The plea deal, accepted by Swain on April 10, also forces Cohen’s company to shut its doors to outside investors.

Cohen, 57 and an alumnus of Great Neck North High School, has not been accused of any criminal wrongdoing, but had been named in a Securities and Exchange Commissions lawsuit accusing him of not properly supervising his employees.

The SEC alleges that Cohen failed to prevent employees that he directly supervised from making illegal trades, despite having prior knowledge of their intentions to do so.  Cohen allegedly made more than $200 million in profits through insider trading.

Eight of Cohen’s employees have been convicted of insider trading, including the most recent conviction of Matthew Martoma in February. Federal prosecutors in that case linked Cohen to Martoma’s inquiries into experimental Alzheimer’s medication.

The two reportedly had a 20-minute phone call a day before the hedge fund sold two drug stocks, which prosecutors said helped SAC generate profits of $275 million in July 2008.

Martoma repeatedly refused to tell FBI agents what he and Cohen discussed during the phone call.

In December, Michael Steinberg, also an alumnus of Great Neck North High School, was convicted on four counts of securities fraud and one count of conspiracy. 

“Like many other traders before him who, blinded by profits, lost their sense of right and wrong, Steinberg now stands convicted of federal crimes and faces the prospect of losing his liberty,” said U.S. Attorney Preet Bharara in a statement following Steinberg’s conviction. 

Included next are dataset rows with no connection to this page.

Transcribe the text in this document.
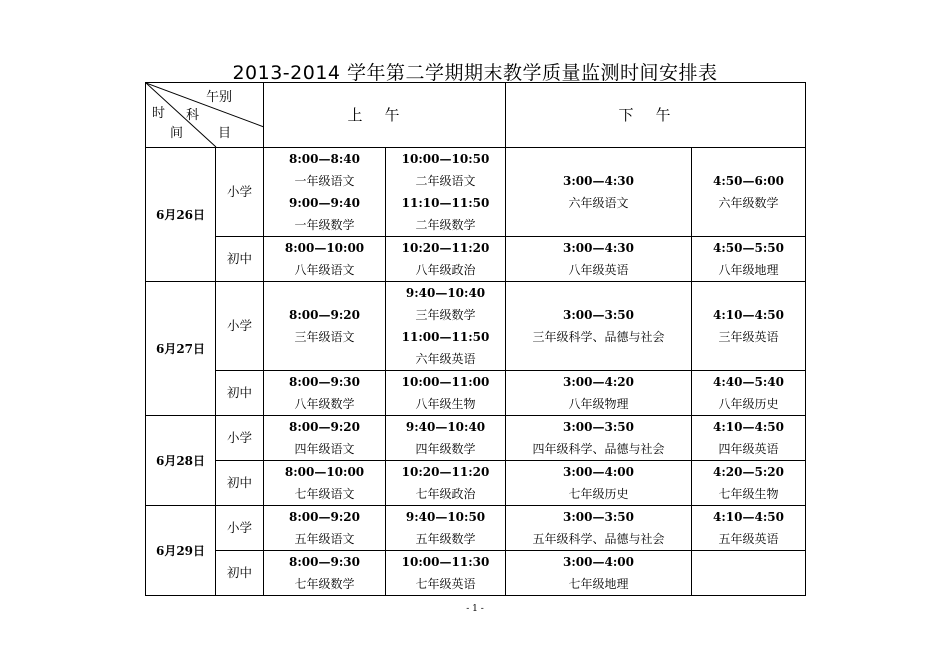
2013-2014 学年第二学期期末教学质量监测时间安排表
午别
科
目
时
间		上午		下午	
6月26日	小学	8:00—8:40
一年级语文
9:00—9:40
一年级数学	10:00—10:50
二年级语文
11:10—11:50
二年级数学	3:00—4:30
六年级语文	4:50—6:00
六年级数学

	初中	8:00—10:00
八年级语文	10:20—11:20
八年级政治	3:00—4:30
八年级英语	4:50—5:50
八年级地理

6月27日	小学	8:00—9:20
三年级语文	9:40—10:40
三年级数学
11:00—11:50
六年级英语	3:00—3:50
三年级科学、品德与社会	4:10—4:50
三年级英语

	初中	8:00—9:30
八年级数学	10:00—11:00
八年级生物	3:00—4:20
八年级物理	4:40—5:40
八年级历史

6月28日	小学	8:00—9:20
四年级语文	9:40—10:40
四年级数学	3:00—3:50
四年级科学、品德与社会	4:10—4:50
四年级英语

	初中	8:00—10:00
七年级语文	10:20—11:20
七年级政治	3:00—4:00
七年级历史	4:20—5:20
七年级生物

6月29日	小学	8:00—9:20
五年级语文	9:40—10:50
五年级数学	3:00—3:50
五年级科学、品德与社会	4:10—4:50
五年级英语

	初中	8:00—9:30
七年级数学	10:00—11:30
七年级英语	3:00—4:00
七年级地理	

- 1 -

Steinberg in May was sentenced to 42 months in prison and was also ordered by U.S. District Judge Richard J. Sullivan to forfeit $365,142.30 to the federal government, pay a $2 million fine for using confidential stock information to make a profit for his company and to serve three years of supervised release.

“Michael Steinberg traded on information from company insiders at Dell and NVIDIA to reap nearly $2 million in illegal profits. Today he has learned the steep cost of those transactions,” Bharara said in a statement following Steinber’s sentencing. 

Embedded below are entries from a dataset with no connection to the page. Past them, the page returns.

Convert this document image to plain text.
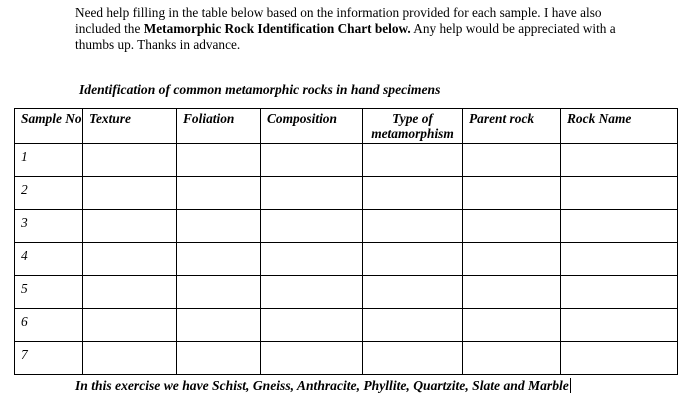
Need help filling in the table below based on the information provided for each sample. I have also included the Metamorphic Rock Identification Chart below. Any help would be appreciated with a thumbs up. Thanks in advance.
Identification of common metamorphic rocks in hand specimens
Sample No	Texture	Foliation	Composition	Type of metamorphism	Parent rock	Rock Name
1						
2						
3						
4						
5						
6						
7						
In this exercise we have Schist, Gneiss, Anthracite, Phyllite, Quartzite, Slate and Marble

Steinberg worked as a portfolio manager for Cohen and was convicted of receiving confidential information about Dell and NVIDIA stocks, which he then used to generate $1.4 million in profits.

Steinberg and Cohen are avid art collectors, who frequently visited several art galleries and stores in Great Neck, according to published reports.

Cohen and Steinberg are also major philanthropists. 

Steinberg helped to found Natan, which, according to its website, “supports entrepreneurial organizations that demonstrate an innovative approach to addressing the challenges facing Jews around the world” by giving out grants. 

The Steven and Alexandra Cohen Children’s Medical Center of New York in New Hyde Park, which is part of the North Shore-LIJ Health System, and a center at Mt. Sinai Hospital in New York City are named after Cohen and his wife.

Even after paying the $1.2 billion penalty, Cohen is expected to have a personal fortune of about $9 billion, which will be managed by Point72.